FOURTH DIVISION
DILLARD, P. J.,
MERCIER and PINSON, JJ.
NOTICE: Motions for reconsideration must be
physically received in our clerk’s office within ten
days of the date of decision to be deemed timely filed.
https://www.gaappeals.us/rules
March 2, 2022
In the Court of Appeals of Georgia
A21A1246. PAVLOV v. THE STATE.
PINSON, Judge.
After a jury trial, Narcis Pavlov was convicted of three counts of aggravated
child molestation, three counts of child molestation, and one count of false
imprisonment. He now appeals, challenging the sufficiency of the evidence as to one
child molestation count and as to venue for incidents that took place at a gas station;
the trial court’s failure to merge the three child molestation convictions and the three
aggravated child molestation convictions into single units for sentencing; and the trial
court’s amendment of its written sentencing order.

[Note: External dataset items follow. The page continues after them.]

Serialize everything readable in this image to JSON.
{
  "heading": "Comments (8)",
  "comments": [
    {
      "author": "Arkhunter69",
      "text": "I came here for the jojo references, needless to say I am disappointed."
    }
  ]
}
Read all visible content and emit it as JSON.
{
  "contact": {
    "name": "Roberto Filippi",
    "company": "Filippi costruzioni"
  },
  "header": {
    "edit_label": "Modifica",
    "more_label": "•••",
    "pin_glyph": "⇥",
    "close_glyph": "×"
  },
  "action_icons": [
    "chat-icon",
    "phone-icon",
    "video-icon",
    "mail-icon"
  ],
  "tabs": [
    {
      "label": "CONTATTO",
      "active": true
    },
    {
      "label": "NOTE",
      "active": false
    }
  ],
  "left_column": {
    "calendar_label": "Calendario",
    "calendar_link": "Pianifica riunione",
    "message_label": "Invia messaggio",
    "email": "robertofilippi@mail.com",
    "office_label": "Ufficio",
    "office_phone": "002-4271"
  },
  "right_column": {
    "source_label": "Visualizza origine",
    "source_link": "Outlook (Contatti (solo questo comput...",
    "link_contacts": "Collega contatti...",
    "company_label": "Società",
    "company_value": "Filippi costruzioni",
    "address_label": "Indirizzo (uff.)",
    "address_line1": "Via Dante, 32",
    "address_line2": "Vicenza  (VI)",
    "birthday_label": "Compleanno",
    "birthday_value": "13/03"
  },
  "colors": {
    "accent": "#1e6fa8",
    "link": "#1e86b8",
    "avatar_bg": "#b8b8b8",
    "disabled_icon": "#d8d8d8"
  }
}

We affirm the convictions and sentence. With respect to his sufficiency
arguments, a rational trier of fact could conclude beyond a reasonable doubt that
Pavlov’s initial act of kissing M. M.’s neck while sleeping in her bed was “immoral
or indecent” and intended intent to arouse his sexual desire, and that Pavlov stopped
at a gas station in Fulton County when driving M. M. from her home located in
Fulton County from a movie theater located in Fulton County. As for the merger
arguments, the three child molestation counts were properly treated as separate units
of prosecution because the acts in question occurred on different days within a period
of more than a year, not in a “single uninterrupted course of conduct.” And the three
aggravated child molestation counts were properly kept separate because each was
a distinct act of sodomy. Finally, the court properly amended its original written
sentencing order to conform to its oral ruling as well as statutory guidelines regarding
split sentences.
Background
When M. M. was between 9 and 10 years old, she lived in a house on Pony Tail
Road with her mother, step-father, and other extended family, including Pavlov, her
step-father’s father. M. M. testified that while Pavlov lived in their home, he
occasionally slept in her room on a mattress on the floor when she was “scared.”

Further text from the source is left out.